Date of Award

Summer 8-19-2022

Document Type

Thesis (Ph.D.)

Department or Program

Biological Sciences

First Advisor

Carey D. Nadell


The diversity of microbes and the environments they inhabit are staggering. In many of these environments, bacteria have evolved to form sessile surface attached communities called biofilms. These biofilms have wide reaching impacts from importance in global carbon cycling, to persistent catheter infections, to biofouling and wastewater treatment.
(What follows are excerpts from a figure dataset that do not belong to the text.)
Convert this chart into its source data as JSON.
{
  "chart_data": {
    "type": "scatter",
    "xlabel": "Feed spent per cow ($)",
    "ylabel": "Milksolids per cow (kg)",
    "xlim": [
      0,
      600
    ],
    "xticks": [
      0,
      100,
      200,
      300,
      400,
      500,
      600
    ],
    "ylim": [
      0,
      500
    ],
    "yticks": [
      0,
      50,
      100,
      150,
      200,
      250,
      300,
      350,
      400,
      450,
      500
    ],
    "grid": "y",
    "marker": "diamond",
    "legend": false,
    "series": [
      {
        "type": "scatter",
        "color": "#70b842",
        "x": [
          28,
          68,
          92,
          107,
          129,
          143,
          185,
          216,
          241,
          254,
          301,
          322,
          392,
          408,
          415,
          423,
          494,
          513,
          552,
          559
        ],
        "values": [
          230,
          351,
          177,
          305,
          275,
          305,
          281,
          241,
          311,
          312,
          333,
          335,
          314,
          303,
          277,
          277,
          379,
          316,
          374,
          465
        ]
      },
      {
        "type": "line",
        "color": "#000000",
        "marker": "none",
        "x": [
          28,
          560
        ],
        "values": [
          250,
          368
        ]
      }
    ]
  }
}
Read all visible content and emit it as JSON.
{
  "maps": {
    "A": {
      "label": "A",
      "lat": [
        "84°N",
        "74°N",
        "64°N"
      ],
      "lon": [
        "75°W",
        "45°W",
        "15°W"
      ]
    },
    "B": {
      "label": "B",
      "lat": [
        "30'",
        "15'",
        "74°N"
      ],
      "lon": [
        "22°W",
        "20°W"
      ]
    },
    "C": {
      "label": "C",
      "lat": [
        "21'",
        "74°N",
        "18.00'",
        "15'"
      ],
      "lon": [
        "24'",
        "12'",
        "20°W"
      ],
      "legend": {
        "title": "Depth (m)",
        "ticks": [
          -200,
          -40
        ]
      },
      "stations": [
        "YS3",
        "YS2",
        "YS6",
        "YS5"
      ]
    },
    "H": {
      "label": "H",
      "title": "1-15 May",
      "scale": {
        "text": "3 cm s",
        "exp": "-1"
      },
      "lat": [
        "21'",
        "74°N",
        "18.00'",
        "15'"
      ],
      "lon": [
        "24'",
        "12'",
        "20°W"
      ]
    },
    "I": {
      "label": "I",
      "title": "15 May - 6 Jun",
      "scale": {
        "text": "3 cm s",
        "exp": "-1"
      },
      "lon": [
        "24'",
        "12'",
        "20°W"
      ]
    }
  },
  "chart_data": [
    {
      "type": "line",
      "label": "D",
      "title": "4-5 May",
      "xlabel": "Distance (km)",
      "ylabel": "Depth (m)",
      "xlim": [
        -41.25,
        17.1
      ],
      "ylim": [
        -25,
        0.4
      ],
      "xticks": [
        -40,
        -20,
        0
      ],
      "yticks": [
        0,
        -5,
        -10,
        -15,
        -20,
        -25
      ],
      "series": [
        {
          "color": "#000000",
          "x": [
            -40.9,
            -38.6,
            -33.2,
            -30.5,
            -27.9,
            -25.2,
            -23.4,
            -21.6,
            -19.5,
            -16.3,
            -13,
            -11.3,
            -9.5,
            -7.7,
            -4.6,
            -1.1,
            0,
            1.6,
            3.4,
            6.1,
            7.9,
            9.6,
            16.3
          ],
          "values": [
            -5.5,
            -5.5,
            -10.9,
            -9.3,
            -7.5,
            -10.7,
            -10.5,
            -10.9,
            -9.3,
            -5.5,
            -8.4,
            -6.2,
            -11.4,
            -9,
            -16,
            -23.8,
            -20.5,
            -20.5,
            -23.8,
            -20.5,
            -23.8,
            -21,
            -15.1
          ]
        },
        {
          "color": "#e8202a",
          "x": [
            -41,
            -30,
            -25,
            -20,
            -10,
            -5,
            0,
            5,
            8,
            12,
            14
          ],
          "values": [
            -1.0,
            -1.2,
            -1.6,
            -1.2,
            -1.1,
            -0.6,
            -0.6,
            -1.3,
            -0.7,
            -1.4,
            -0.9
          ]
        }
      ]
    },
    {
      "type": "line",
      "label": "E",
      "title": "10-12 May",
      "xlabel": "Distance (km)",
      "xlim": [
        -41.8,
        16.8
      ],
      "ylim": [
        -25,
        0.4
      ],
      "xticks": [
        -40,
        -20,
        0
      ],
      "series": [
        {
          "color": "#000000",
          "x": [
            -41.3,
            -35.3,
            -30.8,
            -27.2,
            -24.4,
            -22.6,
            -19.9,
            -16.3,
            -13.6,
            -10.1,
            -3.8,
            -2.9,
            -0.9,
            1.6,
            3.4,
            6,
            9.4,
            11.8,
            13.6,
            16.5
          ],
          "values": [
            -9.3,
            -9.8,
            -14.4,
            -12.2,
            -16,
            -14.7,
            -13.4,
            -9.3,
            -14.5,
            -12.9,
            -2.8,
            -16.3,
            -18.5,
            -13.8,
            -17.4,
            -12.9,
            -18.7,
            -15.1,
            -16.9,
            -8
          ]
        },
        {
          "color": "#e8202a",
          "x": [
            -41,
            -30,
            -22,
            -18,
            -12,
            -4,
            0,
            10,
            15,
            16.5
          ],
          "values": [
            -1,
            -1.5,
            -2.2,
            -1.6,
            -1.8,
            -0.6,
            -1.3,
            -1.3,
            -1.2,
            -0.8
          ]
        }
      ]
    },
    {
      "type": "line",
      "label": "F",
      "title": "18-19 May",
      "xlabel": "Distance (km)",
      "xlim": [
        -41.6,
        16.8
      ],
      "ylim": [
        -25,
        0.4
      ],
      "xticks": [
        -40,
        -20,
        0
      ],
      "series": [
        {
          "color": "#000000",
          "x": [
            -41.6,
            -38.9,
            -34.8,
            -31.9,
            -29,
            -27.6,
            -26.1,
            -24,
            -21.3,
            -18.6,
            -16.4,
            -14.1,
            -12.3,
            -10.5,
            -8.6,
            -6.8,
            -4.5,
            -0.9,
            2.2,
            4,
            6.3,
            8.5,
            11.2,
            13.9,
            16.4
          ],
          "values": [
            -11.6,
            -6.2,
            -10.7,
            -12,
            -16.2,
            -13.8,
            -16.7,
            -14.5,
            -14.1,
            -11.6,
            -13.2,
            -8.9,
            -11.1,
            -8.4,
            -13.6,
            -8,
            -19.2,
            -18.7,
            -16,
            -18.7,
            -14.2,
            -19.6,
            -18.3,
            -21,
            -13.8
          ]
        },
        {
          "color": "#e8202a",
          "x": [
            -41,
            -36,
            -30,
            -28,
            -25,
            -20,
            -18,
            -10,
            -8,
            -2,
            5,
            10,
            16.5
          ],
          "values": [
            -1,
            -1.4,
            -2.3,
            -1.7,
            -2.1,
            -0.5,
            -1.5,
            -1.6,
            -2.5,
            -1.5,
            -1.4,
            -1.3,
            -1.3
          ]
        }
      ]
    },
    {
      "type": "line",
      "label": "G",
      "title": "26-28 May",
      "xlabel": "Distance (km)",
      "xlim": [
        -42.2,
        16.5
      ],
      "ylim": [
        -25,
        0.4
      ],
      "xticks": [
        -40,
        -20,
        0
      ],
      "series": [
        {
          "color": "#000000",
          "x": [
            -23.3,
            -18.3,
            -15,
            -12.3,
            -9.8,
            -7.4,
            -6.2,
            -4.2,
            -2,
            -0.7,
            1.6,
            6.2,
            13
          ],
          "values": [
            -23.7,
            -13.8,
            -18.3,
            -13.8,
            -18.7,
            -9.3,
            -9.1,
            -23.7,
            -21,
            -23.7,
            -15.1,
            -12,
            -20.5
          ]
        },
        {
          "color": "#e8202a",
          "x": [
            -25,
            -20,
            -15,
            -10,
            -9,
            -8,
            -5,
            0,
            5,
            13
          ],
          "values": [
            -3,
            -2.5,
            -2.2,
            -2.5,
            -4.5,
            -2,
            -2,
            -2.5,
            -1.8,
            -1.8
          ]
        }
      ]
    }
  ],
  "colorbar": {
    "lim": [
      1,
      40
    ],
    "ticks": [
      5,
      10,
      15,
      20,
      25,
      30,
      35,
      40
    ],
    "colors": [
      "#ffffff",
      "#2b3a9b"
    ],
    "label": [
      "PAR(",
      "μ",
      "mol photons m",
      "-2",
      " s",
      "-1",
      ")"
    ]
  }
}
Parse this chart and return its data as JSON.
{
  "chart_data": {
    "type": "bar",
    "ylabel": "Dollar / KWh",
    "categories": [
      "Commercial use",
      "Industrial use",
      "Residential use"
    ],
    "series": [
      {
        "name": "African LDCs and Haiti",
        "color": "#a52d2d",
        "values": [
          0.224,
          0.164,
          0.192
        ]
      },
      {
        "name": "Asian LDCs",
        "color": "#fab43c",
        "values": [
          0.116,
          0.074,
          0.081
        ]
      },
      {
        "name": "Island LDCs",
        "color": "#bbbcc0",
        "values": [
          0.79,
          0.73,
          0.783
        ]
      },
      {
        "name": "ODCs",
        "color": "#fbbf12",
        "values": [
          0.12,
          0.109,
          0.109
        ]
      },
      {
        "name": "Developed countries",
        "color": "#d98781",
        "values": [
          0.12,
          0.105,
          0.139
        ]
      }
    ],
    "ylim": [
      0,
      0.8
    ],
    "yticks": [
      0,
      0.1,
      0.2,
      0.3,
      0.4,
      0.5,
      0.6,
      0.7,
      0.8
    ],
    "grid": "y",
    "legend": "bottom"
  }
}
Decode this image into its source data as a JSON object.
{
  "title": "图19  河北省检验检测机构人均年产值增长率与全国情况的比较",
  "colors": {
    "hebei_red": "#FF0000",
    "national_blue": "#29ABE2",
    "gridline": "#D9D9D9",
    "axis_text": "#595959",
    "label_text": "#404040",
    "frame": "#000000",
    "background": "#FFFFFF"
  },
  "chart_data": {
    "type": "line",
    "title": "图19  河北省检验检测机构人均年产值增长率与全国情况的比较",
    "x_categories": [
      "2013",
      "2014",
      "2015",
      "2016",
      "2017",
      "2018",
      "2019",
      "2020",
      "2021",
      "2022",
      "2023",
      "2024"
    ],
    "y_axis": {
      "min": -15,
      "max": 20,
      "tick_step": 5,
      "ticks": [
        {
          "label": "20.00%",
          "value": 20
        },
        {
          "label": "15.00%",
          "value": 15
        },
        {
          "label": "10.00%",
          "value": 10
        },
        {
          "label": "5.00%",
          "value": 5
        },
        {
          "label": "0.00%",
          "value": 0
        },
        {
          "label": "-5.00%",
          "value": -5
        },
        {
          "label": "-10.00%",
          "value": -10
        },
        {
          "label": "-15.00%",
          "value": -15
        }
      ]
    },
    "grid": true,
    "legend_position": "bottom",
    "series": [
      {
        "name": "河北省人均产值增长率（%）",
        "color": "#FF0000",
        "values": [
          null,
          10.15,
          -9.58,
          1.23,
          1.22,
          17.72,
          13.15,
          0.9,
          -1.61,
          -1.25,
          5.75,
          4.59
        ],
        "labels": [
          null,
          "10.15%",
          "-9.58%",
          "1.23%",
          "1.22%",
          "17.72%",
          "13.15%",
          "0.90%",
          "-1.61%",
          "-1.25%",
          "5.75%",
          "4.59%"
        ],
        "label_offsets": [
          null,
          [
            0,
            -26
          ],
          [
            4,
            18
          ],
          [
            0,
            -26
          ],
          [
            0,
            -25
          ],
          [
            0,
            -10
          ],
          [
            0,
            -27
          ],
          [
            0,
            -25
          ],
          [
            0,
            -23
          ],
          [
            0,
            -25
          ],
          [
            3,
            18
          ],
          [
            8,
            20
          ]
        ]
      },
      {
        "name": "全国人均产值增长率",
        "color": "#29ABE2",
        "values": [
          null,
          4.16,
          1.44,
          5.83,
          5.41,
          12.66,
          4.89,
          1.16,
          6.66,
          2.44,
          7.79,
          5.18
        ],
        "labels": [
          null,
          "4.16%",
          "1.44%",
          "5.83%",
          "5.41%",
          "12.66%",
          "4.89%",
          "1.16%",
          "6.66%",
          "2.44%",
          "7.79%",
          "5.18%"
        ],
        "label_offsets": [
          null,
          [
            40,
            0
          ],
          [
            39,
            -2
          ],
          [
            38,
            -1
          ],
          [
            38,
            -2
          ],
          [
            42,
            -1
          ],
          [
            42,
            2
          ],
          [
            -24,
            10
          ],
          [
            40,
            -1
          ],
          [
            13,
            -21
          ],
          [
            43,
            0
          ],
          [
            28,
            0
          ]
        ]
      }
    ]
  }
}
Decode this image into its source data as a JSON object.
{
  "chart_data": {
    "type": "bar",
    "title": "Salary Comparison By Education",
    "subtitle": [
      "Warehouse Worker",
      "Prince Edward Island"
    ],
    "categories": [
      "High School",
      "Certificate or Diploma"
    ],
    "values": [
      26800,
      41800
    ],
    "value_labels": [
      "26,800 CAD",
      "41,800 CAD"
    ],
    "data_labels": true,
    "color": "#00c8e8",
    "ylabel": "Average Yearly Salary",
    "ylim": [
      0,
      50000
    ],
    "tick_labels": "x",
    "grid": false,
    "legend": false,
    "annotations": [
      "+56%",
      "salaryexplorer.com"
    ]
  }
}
While many species of microbes form biofilms to survive in their environment, the architectures of these structures vary widely between organisms. Even though a great deal of work has been done to understand bacterial communities and their functions, little work has examined how the spatial aspects of biofilm architecture can affect the ecology of a species. Vibrio cholerae is a marine bacterium that has been at the forefront of understanding biofilm architecture at the single cell level. Here, we use confocal microscopy and microfluidics to understand the impacts that biofilm architecture have on V. cholerae’s ability to exist in a wealth of environments. We examine its capacity for intra-strain competition, predation protection, and multispecies community assembly through the lens of biofilm architecture. This thesis establishes how the architecture of a biofilm is a critical component when understanding the ecology of a microbe and should be considered along with more conventional traits.